Sinkhorn's Algorithm

Sinkhorn's Algorithm is an iterative numerical method used to obtain an optimal transport plan $\pi \in \Gamma (\alpha ,\beta )$ for the Kantorovich Problem with entropic regularization in the case of finitely supported positive measures $\alpha ,\beta \in {\mathcal {M}}_{+}(X)$ . For further reading see Peyré & Cuturi (pg. 62-73)^[1]

Continuous Problem Formulation

Entropic regularization modifies the Kantorovich problem by adding a Kullback-Leibler divergence term to the optimization goal. Specifically, the general form of the problem is now to determine

L_{c}^{\epsilon }(\alpha ,\beta )=\inf _{\pi \in \Gamma (\alpha ,\beta )}\underbrace {\int _{X\times Y}c(x,y)\mathop {} \!\mathrm {d} \pi (x,y)} _{{\text{Kantorovich functional }}\mathbb {K} (\pi )}+\epsilon \underbrace {\operatorname {KL} (\pi \mid \alpha \otimes \beta )} _{\text{entropic term}}

where $\alpha \otimes \beta$ is the product measure of $\alpha$ and $\beta$ , and where

\operatorname {KL} (\mu \mid \nu )=\int _{X}\log \left({\frac {\mathrm {d} \mu }{\mathrm {d} \nu }}(x)\right)\mathop {} \!\mathrm {d} \mu (x)+\int _{X}(\mathop {} \!\mathrm {d} \nu (x)-\mathop {} \!\mathrm {d} \mu (x))
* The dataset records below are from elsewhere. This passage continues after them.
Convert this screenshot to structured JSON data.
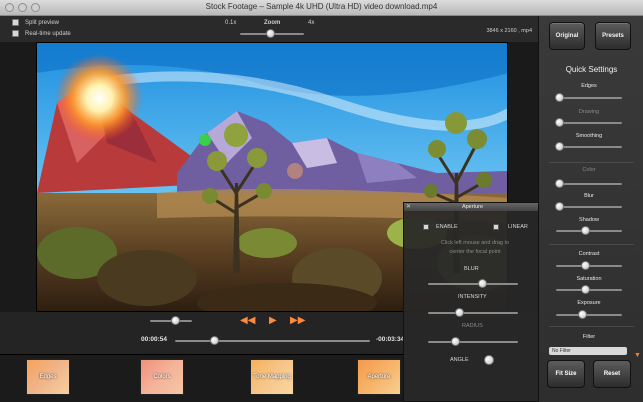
{
  "window": {
    "title": "Stock Footage – Sample 4k UHD (Ultra HD) video download.mp4"
  },
  "toolbar": {
    "split_preview": "Split preview",
    "realtime_update": "Real-time update",
    "zoom_label": "Zoom",
    "zoom_min": "0.1x",
    "zoom_max": "4x",
    "zoom_level": 0.48,
    "dimensions": "3846 x 2160 , mp4"
  },
  "panel": {
    "original": "Original",
    "presets": "Presets",
    "title": "Quick Settings",
    "edges_label": "Edges",
    "drawing_label": "Drawing",
    "smoothing_label": "Smoothing",
    "color_label": "Color",
    "blur_label": "Blur",
    "shadow_label": "Shadow",
    "contrast_label": "Contrast",
    "saturation_label": "Saturation",
    "exposure_label": "Exposure",
    "filter_label": "Filter",
    "filter_value": "No Filter",
    "fit_size": "Fit Size",
    "reset": "Reset",
    "sliders": {
      "edges": 0.05,
      "drawing": 0.05,
      "smoothing": 0.05,
      "color": 0.05,
      "blur": 0.05,
      "shadow": 0.45,
      "contrast": 0.45,
      "saturation": 0.45,
      "exposure": 0.4
    }
  },
  "transport": {
    "current_time": "00:00:54",
    "remaining_time": "-00:03:34",
    "progress": 0.2,
    "volume": 0.6
  },
  "filters": [
    "Edges",
    "Colors",
    "Tone Mapping",
    "Aperture"
  ],
  "aperture": {
    "title": "Aperture",
    "enable": "ENABLE",
    "linear": "LINEAR",
    "hint": "Click left mouse and drag to center the focal point",
    "blur": "BLUR",
    "intensity": "INTENSITY",
    "radius": "RADIUS",
    "angle": "ANGLE",
    "blur_value": 0.6,
    "intensity_value": 0.35,
    "radius_value": 0.3
  }
}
whenever the Radon-Nikodym derivative ${\tfrac {\mathrm {d} \mu }{\mathrm {d} \nu }}$ exists (i.e. when $\mu$ is absolutely continuous w.r.t. $\nu$ ) and $+\infty$ otherwise. This form of the KL divergence is applicable even when $\mu ,\nu \in {\mathcal {M}}_{+}(X)$ differ in total mass and it reduces to the standard definition whenever $\mu$ and $\nu$ have equal total mass. From this definition it immediately follows that for $\epsilon >0$ an optimal coupling $\pi ^{*}$ must be absolutely continuous w.r.t $\alpha \otimes \beta$ . As a result, the optimal plan is in some sense less singular and hence "smoothed out."

Discrete Problem Formulation

To apply Sinkhorn's algorithm to approximate $L_{c}^{\epsilon }(\alpha ,\beta )$ , it will be necessary to assume finite support so let $\alpha =\textstyle \sum _{i=1}^{n}a_{i}\delta _{x_{i}}$ and $\beta =\textstyle \sum _{j=1}^{m}b_{i}\delta _{y_{j}}$ and denote the corresponding vector of weights by $\mathbf {a} \in \mathbb {R} _{+}^{n}$ and $\mathbf {b} \in \mathbb {R} _{+}^{m}$ . Additionally let $C_{ij}=c(x_{i},y_{j})$ and denote the discrete version of $\Gamma (\alpha ,\beta )$ by $U(a,b)=\{P\in \mathbb {R} ^{n\times m}\mid \textstyle \sum _{j}P_{ij}=a_{i},\textstyle \sum _{i}P_{ij}=b_{j}\}$ . This lets us write the entropic Kantorovich problem as

L_{c}^{\epsilon }(\mathbf {a} ,\mathbf {b} )=\inf _{P\in U(\mathbf {a} ,\mathbf {b} )}\sum _{i,j}C_{ij}P_{ij}+\epsilon \operatorname {KL} (P\mid \mathbf {a} \mathbf {b} ^{T})

where

\operatorname {KL} (P\mid \mathbf {a} \mathbf {b} ^{T})=\sum _{i,j}P_{ij}\log \left({\frac {P_{ij}}{a_{i}b_{j}}}\right)+a_{i}b_{j}-P_{i,j}

See here for more on discrete optimal transport.

Characterizing the Solution

The solution to the discrete problem formulation is unique and has a special form.

Theorem (Peyré & Cuturi, Proposition 4.3 on pg. 63)^[1]

The solution $P\in \mathbb {R} ^{n\times m}$ to discrete regularized Kantorovich problem is unique and has the form $P_{ij}=u_{i}K_{ij}v_{j}$ for some $\mathbf {u} \in \mathbb {R} ^{n},\mathbf {v} \in R^{m}$ where $K_{ij}=e^{-C_{ij}/\epsilon }$ . Moreover, $\mathbf {u}$ and $\mathbf {v}$ are unique up to multiplication and division by some scaling factor.